As with many issues, this one has been hotly debated along a sharp divide. Many of us are familiar with the Northwestern case that went before the National Labor Relations Board, wherein the then recently formed College Athletes Players Association sought recognition as the union representative of scholarship recipients playing on Northwestern University’s football team. Of course, the issue in the case was whether football players receiving scholarships should be considered employees for the purpose of organizing under the National Labor Relations Act. Ultimately the regional director, Peter Sung Ohr, ruled in favor of the student-athletes, applying the analysis set forth in the Supreme Court’s decision in NLRB v. Town & Country Electric, 516 US 85 (1995). Key factors in Mr. Ohr’s analysis were the significant amount of hours the players spent weekly on football-related activities (50 – 60 hrs/wk) and the considerable amount of revenue the football program raised for the school ($235M over a 10-year period). The regional director’s decision is now under review by the NLRB.

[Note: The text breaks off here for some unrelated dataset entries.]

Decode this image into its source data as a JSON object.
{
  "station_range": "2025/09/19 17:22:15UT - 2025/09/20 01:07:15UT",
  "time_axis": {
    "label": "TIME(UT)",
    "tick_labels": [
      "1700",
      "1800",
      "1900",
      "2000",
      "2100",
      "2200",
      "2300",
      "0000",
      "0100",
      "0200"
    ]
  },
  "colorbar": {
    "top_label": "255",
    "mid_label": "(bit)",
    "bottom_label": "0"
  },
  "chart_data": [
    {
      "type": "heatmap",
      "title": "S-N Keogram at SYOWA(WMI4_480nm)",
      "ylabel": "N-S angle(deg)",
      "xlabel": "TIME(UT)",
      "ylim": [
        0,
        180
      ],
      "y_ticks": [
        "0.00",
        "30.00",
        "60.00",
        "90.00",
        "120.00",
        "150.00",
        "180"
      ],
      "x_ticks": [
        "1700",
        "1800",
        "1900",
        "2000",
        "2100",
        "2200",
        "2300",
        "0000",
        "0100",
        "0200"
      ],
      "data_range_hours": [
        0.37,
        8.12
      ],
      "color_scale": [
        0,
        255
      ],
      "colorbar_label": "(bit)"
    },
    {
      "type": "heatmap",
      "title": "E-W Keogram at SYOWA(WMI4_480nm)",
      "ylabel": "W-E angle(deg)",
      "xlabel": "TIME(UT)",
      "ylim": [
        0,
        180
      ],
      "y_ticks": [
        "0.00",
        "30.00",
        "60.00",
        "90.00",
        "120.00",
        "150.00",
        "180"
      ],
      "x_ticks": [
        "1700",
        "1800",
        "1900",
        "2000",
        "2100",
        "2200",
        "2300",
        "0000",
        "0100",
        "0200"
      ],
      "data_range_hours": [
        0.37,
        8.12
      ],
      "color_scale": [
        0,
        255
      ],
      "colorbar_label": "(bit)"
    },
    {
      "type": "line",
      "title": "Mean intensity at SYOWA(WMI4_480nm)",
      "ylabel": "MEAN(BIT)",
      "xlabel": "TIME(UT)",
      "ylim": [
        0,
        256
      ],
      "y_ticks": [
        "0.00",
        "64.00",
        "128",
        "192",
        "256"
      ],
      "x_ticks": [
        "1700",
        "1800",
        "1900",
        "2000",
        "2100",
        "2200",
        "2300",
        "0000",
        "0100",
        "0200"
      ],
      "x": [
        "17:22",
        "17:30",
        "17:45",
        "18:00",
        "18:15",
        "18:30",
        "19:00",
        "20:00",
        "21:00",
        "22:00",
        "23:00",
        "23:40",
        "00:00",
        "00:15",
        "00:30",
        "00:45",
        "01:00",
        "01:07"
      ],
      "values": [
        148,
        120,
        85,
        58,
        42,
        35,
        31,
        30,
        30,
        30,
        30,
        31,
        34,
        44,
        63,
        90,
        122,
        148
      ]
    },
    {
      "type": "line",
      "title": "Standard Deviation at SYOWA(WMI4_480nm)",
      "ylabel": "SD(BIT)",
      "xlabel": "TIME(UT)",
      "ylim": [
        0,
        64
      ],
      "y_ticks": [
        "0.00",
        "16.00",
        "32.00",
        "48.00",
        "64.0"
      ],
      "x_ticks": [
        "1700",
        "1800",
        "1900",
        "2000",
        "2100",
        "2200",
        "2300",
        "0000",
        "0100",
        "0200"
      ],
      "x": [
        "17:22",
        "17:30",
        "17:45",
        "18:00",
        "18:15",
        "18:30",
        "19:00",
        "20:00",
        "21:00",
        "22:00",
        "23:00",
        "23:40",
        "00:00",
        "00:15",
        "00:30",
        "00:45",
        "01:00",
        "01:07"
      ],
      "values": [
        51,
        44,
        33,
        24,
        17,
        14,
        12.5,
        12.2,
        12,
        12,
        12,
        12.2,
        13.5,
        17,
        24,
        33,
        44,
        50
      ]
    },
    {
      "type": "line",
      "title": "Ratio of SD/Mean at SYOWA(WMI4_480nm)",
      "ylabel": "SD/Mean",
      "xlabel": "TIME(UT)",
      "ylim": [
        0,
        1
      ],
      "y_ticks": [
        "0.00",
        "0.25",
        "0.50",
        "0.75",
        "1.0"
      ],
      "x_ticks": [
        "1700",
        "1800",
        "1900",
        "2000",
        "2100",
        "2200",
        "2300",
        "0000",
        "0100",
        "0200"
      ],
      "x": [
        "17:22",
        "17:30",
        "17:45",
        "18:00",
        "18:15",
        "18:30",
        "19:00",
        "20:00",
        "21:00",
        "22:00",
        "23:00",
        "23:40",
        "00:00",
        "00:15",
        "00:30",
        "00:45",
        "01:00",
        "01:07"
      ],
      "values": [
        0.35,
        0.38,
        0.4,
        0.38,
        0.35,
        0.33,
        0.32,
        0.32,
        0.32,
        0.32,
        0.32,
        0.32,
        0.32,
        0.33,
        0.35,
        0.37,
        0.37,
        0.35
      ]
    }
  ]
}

It is reasonable to expect, like their football student-athlete counterparts, basketball student-athletes, both men and women, spend a similar amount of time on “basketball-related activities” and generate considerable income for their respective schools. If the Northwestern case is upheld through the review and subsequent appeals, there will be far-ranging implications for these institutions of higher learning. If I demote a player to the practice squad, for example, can he or she file a charge of discrimination under Title VII? And will players have to be compensated with overtime pay for extra film study? And the list goes on and on. Whatever the outcome, it will certainly be fun to watch – though never as much fun as the performances put on by these “student” athletes!